Sharp-eyed readers will have spotted another difference from a plain ES2015 class. You need to declare a member before you can assign values to it with this. That’s why name appears on the first line of the class definition.

Inheritance

Inheritance works the same way. Use extends to create a child class and super to call a method from the parent:

class Person {
  name: string;
  constructor(name: string) {
    this.name = name;
  }

  introduce(): void {
    console.log(`Hello, I am ${this.name}!`);
  }
}

class SuperHero extends Person {
  constructor(name: string) {
    super(name);
  }

  introduce(): void {
    console.log('Ssshhh, I am a superhero ...');
    super.introduce();
  }
}

const batman = new SuperHero('Burce');
batman.introduce();
// Ssshhh, I am a superhero ...
// Hello, I am Burce!

So far, nothing dramatically different from ES2015. But TypeScript lets us add modifiers to class members.

Public, private and protected

Other object-oriented languages support encapsulation through member modifiers: public (accessible by any class), private (accessible only within the class that created it), and protected (accessible by the current class and any subclass derived from it).

public

If you don’t specify a modifier in TypeScript, public is assumed.

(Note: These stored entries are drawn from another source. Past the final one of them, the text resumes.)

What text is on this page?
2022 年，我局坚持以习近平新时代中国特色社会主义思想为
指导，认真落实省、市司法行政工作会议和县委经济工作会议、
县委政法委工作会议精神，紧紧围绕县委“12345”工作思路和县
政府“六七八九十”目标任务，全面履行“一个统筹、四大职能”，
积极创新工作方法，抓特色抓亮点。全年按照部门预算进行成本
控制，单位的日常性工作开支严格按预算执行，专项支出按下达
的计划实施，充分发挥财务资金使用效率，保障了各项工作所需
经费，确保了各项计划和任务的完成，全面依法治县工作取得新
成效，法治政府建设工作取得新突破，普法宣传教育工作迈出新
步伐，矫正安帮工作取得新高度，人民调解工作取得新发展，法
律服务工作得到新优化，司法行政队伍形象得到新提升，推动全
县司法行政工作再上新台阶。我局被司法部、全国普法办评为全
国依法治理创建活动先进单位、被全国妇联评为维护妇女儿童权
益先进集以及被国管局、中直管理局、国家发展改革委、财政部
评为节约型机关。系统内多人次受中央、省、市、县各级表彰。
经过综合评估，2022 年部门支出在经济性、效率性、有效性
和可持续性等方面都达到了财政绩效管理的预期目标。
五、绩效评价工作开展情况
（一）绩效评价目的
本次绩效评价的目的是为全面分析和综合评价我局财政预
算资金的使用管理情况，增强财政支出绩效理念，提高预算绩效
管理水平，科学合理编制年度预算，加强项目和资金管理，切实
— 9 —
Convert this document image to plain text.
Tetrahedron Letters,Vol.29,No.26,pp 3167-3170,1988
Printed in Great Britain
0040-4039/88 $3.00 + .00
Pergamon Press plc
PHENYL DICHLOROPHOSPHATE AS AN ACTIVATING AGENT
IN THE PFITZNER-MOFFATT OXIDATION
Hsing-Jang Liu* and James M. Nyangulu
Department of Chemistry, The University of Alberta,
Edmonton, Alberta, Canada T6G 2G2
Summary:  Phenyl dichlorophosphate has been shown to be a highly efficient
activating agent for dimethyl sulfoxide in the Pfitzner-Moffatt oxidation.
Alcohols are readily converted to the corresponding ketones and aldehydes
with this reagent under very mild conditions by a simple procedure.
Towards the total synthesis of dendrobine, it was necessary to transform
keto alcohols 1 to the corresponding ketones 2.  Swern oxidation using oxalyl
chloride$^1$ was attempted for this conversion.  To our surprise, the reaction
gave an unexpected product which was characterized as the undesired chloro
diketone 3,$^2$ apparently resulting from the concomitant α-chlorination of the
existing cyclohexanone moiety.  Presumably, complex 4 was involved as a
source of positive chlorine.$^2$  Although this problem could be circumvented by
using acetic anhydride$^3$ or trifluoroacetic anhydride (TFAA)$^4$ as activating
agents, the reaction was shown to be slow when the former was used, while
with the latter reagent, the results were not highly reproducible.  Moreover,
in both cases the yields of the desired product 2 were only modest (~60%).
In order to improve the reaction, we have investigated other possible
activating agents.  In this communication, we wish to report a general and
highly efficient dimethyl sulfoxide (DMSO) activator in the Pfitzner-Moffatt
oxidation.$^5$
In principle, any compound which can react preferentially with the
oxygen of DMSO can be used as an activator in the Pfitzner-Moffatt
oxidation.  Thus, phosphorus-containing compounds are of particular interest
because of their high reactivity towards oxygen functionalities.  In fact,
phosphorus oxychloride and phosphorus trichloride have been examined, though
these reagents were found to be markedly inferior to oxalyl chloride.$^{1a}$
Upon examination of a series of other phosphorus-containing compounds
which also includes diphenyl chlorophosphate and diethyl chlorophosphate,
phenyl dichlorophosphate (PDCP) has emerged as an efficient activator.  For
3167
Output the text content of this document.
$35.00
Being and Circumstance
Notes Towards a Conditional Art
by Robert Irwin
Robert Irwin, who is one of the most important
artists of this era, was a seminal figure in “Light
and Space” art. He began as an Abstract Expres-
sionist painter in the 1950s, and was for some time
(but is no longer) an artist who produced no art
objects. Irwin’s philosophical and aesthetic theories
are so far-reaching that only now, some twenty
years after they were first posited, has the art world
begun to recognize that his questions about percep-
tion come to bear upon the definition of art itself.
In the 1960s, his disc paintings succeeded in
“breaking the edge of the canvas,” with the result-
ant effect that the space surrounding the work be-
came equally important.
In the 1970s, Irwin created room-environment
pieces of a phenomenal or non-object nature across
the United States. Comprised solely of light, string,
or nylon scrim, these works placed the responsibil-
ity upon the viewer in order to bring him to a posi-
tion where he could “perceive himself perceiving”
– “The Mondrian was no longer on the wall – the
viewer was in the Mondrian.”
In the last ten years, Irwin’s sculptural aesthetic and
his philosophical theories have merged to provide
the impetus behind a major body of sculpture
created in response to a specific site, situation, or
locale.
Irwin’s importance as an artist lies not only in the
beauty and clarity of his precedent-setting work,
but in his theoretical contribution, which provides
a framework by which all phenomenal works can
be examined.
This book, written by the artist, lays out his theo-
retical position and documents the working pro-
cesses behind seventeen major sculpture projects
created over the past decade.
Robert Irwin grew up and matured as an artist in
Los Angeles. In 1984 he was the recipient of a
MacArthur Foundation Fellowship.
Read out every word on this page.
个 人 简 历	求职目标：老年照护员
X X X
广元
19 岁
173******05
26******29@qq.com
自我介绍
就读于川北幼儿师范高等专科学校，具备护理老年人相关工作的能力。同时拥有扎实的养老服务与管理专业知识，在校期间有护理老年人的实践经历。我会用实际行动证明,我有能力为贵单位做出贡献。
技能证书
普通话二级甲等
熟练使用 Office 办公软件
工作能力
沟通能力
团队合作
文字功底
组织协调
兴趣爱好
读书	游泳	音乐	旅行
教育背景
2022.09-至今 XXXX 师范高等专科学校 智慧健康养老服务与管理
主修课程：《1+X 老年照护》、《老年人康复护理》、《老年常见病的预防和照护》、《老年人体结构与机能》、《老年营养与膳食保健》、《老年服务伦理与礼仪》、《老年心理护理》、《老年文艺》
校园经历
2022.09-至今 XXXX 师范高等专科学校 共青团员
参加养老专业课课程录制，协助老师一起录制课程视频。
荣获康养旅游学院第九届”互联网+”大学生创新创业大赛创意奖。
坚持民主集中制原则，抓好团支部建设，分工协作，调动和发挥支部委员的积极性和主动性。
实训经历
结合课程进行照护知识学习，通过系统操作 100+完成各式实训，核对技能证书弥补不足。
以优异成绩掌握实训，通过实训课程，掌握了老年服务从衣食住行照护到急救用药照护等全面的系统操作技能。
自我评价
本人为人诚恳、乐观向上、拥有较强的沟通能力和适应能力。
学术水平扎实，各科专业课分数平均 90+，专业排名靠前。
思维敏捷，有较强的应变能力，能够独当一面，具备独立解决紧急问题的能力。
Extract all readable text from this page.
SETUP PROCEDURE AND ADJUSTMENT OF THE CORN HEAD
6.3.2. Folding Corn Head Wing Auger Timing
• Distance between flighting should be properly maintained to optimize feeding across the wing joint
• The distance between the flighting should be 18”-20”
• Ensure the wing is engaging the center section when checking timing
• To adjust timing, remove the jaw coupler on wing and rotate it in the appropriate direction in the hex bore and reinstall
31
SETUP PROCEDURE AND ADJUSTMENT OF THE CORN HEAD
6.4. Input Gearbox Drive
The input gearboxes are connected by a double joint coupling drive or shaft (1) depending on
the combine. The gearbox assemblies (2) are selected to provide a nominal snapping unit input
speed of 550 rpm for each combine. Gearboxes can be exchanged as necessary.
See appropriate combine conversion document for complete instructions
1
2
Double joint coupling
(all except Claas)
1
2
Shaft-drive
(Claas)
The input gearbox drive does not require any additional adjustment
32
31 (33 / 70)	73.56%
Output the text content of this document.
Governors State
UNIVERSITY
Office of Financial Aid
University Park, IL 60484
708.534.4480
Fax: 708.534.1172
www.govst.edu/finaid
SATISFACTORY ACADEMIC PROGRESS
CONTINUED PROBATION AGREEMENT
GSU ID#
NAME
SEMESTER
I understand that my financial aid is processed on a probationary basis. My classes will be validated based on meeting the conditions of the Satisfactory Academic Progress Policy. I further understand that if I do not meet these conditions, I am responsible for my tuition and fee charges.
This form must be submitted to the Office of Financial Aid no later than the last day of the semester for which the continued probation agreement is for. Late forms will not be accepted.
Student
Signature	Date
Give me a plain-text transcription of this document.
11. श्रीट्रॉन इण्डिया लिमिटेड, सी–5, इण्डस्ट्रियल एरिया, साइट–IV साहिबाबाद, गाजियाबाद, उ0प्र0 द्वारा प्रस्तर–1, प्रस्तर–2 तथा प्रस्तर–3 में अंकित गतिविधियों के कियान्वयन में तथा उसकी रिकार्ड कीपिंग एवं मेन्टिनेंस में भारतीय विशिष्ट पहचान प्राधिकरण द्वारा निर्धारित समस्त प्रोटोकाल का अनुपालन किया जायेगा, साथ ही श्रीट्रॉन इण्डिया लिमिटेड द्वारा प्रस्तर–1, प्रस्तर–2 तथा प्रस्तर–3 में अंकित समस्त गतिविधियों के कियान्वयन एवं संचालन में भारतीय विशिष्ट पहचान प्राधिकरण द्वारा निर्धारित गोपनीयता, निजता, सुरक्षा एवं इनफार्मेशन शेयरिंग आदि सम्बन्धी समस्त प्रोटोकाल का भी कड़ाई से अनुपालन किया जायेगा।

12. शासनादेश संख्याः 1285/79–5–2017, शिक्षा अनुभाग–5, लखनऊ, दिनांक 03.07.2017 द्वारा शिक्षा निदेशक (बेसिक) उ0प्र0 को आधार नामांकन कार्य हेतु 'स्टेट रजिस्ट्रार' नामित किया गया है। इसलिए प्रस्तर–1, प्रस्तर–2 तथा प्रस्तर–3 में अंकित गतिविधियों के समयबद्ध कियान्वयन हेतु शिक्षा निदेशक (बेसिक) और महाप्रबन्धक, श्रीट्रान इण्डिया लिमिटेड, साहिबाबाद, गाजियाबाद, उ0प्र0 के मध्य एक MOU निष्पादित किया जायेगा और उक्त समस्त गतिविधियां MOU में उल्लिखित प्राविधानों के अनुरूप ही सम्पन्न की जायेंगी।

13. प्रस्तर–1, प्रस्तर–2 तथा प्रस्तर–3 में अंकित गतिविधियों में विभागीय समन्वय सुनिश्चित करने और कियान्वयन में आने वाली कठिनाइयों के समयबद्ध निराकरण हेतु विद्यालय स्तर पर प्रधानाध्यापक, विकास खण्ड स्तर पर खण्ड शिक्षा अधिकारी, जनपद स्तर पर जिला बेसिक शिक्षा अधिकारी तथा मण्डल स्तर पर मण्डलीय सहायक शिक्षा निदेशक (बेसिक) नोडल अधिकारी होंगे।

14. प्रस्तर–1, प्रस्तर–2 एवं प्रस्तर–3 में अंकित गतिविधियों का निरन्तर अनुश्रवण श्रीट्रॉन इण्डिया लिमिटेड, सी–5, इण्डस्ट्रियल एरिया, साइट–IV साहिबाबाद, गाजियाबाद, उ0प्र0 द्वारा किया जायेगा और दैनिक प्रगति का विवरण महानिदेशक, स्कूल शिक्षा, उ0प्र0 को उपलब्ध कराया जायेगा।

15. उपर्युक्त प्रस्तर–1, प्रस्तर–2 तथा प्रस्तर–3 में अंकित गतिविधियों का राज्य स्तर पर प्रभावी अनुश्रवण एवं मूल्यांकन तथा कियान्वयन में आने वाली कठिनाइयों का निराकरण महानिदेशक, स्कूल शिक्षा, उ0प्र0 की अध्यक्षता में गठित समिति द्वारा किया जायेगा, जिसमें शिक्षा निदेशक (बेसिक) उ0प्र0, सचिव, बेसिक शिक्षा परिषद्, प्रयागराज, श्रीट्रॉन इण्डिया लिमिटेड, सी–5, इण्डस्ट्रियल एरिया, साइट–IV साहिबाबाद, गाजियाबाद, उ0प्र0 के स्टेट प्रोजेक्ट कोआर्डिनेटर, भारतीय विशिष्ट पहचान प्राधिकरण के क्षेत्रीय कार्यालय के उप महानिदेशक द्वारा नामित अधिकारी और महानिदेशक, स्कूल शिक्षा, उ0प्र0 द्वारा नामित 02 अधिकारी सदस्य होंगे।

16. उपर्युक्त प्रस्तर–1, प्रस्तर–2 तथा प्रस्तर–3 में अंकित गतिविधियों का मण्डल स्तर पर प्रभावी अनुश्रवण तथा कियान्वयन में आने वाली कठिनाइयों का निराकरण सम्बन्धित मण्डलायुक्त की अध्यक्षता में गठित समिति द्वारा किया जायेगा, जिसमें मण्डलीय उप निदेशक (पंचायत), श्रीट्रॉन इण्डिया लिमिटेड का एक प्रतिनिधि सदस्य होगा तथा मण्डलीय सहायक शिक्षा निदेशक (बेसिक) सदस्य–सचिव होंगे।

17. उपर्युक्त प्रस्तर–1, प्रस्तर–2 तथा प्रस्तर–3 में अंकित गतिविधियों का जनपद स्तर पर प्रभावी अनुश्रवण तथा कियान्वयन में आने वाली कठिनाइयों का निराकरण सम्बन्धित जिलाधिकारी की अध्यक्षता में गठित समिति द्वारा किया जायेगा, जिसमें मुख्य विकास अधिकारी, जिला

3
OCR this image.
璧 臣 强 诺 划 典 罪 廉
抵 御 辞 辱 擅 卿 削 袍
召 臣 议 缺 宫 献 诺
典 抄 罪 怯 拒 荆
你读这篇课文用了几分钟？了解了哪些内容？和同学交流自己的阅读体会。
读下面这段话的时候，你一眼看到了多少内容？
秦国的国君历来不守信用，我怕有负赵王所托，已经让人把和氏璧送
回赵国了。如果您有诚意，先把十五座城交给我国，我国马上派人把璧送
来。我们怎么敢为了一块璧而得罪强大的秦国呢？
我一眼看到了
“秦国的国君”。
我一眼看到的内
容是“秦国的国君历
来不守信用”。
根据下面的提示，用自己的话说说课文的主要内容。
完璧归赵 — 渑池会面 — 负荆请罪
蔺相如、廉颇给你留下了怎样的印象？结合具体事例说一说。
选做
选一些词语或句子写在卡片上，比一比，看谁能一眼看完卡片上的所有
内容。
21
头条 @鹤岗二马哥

These two declarations are effectively identical:

class Person {
  public name: string;
}

class Person {
  name: string;
}

private

Mark a member as private and only the class that owns it can touch it:

class Person {
  public name: string;
  private dob: string;
  constructor(name: string, dob: string) {
    this.name = name;
    this.dob = dob;
  }
}

const dave = new Person('Dave', '01/12/1973');
console.log(dave.name); // Dave
console.log(dave.dob); // Property 'dob' is private and only accessible within class 'Person'.

protected

protected is slightly different. You still can’t access the property from outside the class, but you can reach it from any class that extends it:

class Person {
  public name: string;
  protected dob: string;
  constructor(name: string, dob: string) {
    this.name = name;
    this.dob = dob;
  }
}

class SuperHero extends Person {
  constructor(name: string, dob: string) {
    super(name, dob);
  }
}

const spiderman = new SuperHero('Peter', '10/22/1984');
console.log(spiderman.name); // Peter
console.log(spiderman.dob); // Property 'dob' is protected and only accessible within class 'Person' and its subclasses.

You can also apply protected to constructors, so that a constructor can only be called when extending a class.